Red Ice Membership

Earth's Thermostat Went Awry, and the Air Grew Thin
2005 01 27

By Kenneth Chang - New York Times

Like a chaotic pendulum, earth's climate swings, at uneven intervals, between warm and chilly ages lasting from thousands to millions of years. New research suggests that about 251 million years ago, one of those swings jolted the world so violently that oxygen became scarce, the planet's thermostat went awry and nearly all life fell into oblivion in the greatest of mass extinctions.

Unlike a later extinction that wiped away dinosaurs, the calamity 251 million years ago appears not to have been set off by an outside force like the impact of a meteor, two teams of researchers said.

"It just seems much more consistent to be related to climate change," said Dr. Peter D. Ward, a professor of paleontology at the University of Washington and lead author of one of the papers that the journal Science published on its Web site last week. "You can explain everything without invoking any rock from space."

A second team led by Dr. Kliti Grice, a professor of organic geochemistry at Curtin University of Technology near Perth, Australia, came to similar conclusions looking at sedimentary rocks from western Australia and southern China. The die off, which marked the end of the Permian geologic period and the beginning of the Triassic, claimed more than 90 percent of species in the oceans. But it "was not an instantaneous event," Dr. Grice said.

The conclusions run counter to those of Dr. Luann Becker of the University of California, Santa Barbara. In 2001, Dr. Becker and her colleagues said they had found the calling card of a killer meteor: soccer- ball-shaped molecules known as buckyballs that contained helium with an extraterrestrial signature. Last year, Dr. Becker said remnants of the meteor's crater could be seen off the west coast of Australia.

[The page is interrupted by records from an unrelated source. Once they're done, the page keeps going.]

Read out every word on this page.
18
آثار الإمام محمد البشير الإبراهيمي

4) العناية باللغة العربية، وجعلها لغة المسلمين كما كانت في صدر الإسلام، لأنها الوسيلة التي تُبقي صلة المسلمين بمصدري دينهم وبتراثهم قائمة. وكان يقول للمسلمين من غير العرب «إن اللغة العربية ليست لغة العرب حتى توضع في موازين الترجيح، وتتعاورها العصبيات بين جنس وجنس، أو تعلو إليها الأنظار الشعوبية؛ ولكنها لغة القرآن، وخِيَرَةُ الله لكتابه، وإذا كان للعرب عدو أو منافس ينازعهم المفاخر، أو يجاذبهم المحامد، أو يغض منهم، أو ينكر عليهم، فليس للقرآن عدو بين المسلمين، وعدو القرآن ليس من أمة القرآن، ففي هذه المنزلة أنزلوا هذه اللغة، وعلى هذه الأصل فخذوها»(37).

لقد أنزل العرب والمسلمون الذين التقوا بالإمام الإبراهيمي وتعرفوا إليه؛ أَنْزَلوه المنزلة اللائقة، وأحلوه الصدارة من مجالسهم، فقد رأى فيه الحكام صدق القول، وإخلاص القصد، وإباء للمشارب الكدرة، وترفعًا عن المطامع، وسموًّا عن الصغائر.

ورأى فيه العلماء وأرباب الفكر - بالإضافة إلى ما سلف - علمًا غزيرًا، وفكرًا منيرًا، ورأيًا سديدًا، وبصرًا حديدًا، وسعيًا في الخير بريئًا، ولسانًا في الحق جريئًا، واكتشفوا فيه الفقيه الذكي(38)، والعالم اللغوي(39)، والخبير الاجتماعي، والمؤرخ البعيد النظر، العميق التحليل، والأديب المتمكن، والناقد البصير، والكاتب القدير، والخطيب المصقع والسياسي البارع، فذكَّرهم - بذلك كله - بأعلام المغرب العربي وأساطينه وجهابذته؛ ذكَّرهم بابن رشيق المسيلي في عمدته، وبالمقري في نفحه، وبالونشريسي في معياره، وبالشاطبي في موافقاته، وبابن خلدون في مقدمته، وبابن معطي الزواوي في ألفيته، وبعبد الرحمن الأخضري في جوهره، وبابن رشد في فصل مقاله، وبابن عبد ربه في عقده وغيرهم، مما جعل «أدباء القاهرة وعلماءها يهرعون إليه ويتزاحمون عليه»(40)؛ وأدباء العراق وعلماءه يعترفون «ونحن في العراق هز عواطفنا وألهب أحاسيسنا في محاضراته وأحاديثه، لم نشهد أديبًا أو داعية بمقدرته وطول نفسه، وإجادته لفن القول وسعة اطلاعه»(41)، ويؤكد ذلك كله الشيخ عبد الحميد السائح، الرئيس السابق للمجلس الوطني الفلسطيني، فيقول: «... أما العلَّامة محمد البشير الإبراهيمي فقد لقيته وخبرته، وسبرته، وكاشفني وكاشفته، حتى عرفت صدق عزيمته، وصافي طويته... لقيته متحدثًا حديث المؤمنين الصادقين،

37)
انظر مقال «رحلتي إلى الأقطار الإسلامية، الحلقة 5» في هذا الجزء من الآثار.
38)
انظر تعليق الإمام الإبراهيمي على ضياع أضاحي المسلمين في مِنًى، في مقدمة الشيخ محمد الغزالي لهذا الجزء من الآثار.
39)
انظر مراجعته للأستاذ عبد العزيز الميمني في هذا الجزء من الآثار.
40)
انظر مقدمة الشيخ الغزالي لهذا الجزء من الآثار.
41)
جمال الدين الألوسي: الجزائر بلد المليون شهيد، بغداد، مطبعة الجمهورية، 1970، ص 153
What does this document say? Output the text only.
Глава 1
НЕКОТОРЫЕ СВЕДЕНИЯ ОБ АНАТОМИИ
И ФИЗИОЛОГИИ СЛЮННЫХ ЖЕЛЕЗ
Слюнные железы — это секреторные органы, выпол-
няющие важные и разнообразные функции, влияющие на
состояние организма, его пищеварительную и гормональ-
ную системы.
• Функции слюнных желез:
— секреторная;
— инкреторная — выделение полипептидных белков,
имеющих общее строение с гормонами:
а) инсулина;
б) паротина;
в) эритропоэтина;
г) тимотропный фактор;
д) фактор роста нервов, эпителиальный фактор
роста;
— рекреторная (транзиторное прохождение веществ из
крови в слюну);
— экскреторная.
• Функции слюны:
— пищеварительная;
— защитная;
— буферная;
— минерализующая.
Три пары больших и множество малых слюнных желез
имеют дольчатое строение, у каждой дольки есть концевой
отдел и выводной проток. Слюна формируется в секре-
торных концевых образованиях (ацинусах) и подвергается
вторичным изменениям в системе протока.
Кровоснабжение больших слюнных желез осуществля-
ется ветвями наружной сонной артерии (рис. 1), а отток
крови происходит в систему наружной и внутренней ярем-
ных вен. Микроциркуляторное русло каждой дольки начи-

Other geologists, however, said Dr. Becker's claimed crater looked more like a volcano, and Dr. Kenneth A. Farley, a professor of geochemistry at Caltech, reported last month at a meeting of the American Geophysical Union that his analyses of Permian-Triassic rocks had turned up no signs of extraterrestrial helium.

Dr. Ward said his examination of sediments and fossils in South Africa showed that animal species started dying out in the 10 million years leading up to the Permian-Triassic boundary. The extinction rate then jumped and remained at a higher rate for another five million years.

"I cannot say an impact did not occur," Dr. Ward said. Be he added that he found no evidence of one either. Nor did Dr. Grice.

Instead, Dr. Ward proposes that the climatic changes were wrought by geological ones. As the supercontinent Pangea pulled apart, the rearrangement of land lowered sea levels. That exposed decaying plants in the sediments to air, producing chemical reactions that dropped oxygen levels from 21 percent to 16 percent or lower. Trying to breathe at sea level then was as hard as breathing at 14,000 feet today.

The breakup of Pangea may have also set off widespread volcanic eruptions that flooded what is today Siberia with hundreds of thousands of cubic miles of lava. Carbon dioxide released by the eruptions created a greenhouse effect, and the hotter temperatures killed plants. "It's simply a world that's going climatically screwy very fast," Dr. Ward said.

Today's global warming, caused in part by fossil fuels, will not lead to an extinction like the Permian-Triassic, Dr. Ward said. Sea levels are currently rising, not falling, and plants today are more resilient.

But humanity, Dr. Ward said, should nonetheless take note that climate is capable of veering into the uninhabitable. "This makes the Permian extinction much scarier to me," he said. "It just shows climate change is dangerous and we should take it a little more seriously."